Tout en parlant, il se dirigeait vers le fond de la bibliothèque, ouvrait la petite porte donnant sur le cabinet tendu de noir et reculait avec une exclamation de surprise : il n’y avait plus trace de tentures noires, de fauteuils de velours ni de table à objets d’argent. Ce qu’il découvrait c’était un réduit aux murs nus où il n’y avait rien qu’une pile de vieux livres posés à même le sol et une petite échelle de bibliothèque. Rien ne restait de l’inquiétant décor de la nuit précédente…

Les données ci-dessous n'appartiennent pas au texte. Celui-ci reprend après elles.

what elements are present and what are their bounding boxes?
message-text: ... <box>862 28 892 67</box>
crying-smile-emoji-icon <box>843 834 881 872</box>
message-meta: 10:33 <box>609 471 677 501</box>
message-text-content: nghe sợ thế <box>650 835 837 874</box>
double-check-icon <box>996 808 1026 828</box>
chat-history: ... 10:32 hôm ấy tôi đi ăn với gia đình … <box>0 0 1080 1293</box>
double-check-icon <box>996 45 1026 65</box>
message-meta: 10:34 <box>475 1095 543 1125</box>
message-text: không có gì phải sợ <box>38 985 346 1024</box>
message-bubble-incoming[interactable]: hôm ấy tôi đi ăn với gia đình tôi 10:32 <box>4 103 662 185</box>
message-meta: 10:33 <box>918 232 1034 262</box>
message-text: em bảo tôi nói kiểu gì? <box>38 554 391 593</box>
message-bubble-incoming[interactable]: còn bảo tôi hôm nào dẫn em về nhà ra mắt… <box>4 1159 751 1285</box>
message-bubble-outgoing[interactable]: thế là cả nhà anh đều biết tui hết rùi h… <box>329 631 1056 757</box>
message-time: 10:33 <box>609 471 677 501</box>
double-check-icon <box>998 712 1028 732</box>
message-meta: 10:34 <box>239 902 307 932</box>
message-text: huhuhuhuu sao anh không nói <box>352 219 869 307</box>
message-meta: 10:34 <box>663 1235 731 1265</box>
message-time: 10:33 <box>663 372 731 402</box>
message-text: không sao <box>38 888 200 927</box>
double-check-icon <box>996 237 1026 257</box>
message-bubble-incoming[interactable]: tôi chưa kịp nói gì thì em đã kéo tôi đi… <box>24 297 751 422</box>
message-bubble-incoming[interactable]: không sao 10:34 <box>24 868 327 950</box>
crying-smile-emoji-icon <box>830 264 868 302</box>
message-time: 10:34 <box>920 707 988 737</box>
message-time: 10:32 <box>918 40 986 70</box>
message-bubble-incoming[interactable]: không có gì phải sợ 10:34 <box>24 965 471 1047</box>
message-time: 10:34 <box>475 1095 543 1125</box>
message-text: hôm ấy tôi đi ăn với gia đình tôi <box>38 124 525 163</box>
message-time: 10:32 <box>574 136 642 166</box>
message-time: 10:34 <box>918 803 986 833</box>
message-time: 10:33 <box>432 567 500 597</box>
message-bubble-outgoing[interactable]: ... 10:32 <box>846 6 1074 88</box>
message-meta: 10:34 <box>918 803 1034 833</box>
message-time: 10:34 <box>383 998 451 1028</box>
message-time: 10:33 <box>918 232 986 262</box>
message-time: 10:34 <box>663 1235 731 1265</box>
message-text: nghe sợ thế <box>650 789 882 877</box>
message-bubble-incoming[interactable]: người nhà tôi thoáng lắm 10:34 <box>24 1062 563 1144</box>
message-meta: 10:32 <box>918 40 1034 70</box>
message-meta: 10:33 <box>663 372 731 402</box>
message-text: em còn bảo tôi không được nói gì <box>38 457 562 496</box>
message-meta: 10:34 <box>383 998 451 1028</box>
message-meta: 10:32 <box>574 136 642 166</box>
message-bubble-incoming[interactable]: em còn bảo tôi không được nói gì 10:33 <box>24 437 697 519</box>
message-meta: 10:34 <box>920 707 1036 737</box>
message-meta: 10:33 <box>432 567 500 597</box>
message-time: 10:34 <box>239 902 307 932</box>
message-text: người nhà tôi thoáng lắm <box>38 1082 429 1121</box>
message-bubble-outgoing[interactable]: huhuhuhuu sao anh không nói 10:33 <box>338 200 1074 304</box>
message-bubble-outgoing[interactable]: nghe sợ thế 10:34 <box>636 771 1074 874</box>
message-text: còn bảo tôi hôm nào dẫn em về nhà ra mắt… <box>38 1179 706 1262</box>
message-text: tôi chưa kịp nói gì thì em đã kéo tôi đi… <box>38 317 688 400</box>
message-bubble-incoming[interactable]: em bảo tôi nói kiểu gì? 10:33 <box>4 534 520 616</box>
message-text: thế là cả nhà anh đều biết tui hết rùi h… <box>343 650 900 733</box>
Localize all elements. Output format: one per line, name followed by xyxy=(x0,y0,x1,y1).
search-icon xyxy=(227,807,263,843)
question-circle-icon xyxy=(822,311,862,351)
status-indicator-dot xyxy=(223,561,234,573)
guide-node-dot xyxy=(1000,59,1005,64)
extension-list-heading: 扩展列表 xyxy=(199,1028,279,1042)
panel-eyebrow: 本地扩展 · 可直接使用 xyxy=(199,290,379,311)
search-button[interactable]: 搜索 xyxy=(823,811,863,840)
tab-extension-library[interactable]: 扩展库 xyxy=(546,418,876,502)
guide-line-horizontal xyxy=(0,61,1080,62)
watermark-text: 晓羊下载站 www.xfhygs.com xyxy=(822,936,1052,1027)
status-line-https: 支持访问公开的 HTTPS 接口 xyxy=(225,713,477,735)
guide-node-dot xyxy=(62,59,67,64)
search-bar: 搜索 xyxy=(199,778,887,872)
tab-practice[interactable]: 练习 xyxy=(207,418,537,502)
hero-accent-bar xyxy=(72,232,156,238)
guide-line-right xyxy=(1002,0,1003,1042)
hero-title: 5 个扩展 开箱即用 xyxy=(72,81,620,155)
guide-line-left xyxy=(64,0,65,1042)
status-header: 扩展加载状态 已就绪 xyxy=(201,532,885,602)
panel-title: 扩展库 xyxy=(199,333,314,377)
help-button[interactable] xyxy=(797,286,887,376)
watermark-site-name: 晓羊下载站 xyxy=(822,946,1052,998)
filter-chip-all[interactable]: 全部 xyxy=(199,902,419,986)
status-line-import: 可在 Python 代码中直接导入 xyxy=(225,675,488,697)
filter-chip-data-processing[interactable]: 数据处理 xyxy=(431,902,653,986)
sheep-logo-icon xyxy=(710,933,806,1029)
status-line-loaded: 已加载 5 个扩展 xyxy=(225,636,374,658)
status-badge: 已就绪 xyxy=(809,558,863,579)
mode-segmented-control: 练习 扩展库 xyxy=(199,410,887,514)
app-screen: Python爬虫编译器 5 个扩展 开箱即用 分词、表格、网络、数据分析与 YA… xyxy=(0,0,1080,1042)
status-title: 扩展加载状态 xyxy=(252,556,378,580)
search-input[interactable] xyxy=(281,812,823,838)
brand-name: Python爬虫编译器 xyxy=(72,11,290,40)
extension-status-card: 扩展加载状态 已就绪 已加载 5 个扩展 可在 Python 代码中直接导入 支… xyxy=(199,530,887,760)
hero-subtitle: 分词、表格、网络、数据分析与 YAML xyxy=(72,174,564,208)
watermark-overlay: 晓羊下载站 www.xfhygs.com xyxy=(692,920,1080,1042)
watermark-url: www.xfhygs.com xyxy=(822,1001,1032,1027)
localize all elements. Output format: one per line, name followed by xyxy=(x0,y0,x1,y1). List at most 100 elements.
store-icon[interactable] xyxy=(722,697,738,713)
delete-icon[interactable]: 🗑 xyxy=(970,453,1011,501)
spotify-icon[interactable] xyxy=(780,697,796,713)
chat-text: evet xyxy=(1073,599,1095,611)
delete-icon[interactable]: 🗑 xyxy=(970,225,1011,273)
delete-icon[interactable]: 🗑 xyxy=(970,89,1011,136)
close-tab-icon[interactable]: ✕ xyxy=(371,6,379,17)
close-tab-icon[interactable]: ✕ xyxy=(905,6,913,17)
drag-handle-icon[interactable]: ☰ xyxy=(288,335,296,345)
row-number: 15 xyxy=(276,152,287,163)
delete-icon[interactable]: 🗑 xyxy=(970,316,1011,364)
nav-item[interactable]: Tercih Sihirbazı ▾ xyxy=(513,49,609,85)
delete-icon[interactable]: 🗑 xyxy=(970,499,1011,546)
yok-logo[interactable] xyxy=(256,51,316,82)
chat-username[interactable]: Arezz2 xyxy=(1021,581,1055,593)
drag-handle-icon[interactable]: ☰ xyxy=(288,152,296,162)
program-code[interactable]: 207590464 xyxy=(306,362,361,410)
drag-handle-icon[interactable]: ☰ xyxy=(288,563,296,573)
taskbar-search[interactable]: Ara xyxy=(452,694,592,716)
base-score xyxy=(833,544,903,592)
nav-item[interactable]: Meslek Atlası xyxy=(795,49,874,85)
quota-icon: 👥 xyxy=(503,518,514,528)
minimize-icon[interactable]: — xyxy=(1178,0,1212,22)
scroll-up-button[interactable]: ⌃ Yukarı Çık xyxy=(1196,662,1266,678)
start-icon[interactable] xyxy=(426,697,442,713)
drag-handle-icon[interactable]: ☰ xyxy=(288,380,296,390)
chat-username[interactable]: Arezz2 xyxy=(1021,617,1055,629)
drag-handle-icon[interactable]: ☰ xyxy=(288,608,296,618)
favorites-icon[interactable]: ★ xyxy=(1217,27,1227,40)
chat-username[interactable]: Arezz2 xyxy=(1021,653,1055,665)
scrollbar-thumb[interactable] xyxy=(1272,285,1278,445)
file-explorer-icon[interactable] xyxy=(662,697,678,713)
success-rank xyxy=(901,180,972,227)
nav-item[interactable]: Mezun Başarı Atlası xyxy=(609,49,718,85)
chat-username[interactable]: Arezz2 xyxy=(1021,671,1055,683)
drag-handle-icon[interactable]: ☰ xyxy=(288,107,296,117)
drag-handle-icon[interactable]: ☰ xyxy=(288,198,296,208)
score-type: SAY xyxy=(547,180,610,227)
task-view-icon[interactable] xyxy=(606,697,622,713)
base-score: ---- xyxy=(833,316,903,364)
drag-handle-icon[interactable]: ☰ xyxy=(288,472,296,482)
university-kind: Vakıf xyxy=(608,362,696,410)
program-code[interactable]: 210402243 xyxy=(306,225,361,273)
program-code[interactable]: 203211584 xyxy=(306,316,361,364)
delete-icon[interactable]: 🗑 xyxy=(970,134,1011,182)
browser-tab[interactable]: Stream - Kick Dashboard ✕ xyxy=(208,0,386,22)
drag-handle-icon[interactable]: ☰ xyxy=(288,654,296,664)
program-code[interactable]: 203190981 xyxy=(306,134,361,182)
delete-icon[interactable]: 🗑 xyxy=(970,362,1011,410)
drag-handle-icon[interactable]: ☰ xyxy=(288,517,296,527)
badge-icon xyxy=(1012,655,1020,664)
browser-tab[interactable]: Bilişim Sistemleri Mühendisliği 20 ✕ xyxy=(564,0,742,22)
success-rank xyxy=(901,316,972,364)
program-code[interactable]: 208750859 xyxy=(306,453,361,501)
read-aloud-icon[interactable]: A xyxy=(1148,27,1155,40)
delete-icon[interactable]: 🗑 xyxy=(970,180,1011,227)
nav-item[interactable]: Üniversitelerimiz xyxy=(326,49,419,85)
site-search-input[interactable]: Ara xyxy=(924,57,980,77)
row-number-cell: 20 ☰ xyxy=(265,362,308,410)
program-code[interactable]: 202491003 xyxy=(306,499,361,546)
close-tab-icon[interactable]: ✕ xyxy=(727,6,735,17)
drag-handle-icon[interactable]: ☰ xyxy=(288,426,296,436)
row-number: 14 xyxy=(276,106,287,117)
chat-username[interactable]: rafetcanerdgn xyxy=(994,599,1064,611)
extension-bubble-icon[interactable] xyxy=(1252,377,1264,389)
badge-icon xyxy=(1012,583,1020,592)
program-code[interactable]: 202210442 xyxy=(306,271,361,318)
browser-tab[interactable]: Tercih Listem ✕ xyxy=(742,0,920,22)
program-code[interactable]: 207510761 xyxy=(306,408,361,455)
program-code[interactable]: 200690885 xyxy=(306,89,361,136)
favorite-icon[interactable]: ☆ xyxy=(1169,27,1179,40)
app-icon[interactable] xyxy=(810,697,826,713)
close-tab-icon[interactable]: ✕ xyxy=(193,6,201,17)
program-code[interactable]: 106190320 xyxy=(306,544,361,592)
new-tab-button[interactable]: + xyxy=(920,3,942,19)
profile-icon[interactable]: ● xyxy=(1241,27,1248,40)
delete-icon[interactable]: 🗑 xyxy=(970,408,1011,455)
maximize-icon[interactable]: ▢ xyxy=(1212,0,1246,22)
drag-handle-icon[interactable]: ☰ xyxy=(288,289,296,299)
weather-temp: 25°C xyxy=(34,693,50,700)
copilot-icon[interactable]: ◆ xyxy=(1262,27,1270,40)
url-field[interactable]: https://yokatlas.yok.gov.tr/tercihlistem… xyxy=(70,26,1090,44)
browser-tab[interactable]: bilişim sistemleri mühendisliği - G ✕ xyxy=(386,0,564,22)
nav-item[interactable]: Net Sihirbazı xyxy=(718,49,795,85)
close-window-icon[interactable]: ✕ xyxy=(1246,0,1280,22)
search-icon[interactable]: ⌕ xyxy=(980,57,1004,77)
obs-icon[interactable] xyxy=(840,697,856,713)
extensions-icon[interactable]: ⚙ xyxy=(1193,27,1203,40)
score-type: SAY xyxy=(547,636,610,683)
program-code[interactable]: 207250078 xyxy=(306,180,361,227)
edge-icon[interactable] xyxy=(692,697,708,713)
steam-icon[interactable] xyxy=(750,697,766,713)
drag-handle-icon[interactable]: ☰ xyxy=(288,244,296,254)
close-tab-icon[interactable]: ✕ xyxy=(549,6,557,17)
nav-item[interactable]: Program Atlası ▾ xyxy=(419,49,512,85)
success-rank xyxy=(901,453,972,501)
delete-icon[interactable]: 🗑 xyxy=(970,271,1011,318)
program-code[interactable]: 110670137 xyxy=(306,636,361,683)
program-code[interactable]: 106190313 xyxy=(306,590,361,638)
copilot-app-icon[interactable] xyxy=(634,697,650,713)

Il n’eut pas le temps de s’appesantir sur ce nouveau mystère. La voix de la veuve Radinois le rappelait :

— Dites voir, mon gentilhomme, ça serait pas des fois pour vous, ça ?

— Où avez-vous trouvé cela ? dit-il en prenant la lettre qu’elle lui tendait.

— Là, sur la cheminée. Y a quelque chose d’écrit, mais, pour rien vous cacher, j’ai jamais appris à lire ! Mon défunt lui savait. C’était un homme qu’avait de l’instruction. Le curé de l’église Saint-Louis-des-Jésuites y disait même que s’il avait voulu…

Mais Gilles ne s’intéressait pas aux dons intellectuels de feu Radinois. La lettre était bien pour lui comme l’indiquait son nom tracé en grandes lettres énergiques sur le pli et elle était aussi brève qu’inquiétante :

« Ne cherchez pas à retrouver Mademoiselle de Saint-Mélaine pour le moment. Ce serait mettre inutilement sa vie en danger… »

C’était à n’y rien comprendre ! Avec un geste de colère, il fourra la lettre dans sa poche, chercha son chapeau qu’il enfonça sur sa tête et se dirigea vers la porte.

— Dites voir, mon gentilhomme, fit la veuve qui, les poings sur ses hanches rebondies, observait chacun de ses mouvements avec son plus gracieux sourire. Des fois que ça vous chanterait de revenir coucher ici, dites-le-moi : je vous préparerai une chambre. Ça sera toujours mieux qu’un canapé et puis, les beaux militaires, moi, j’aime ça ! J’habite au 2, rue Saint-Anastase…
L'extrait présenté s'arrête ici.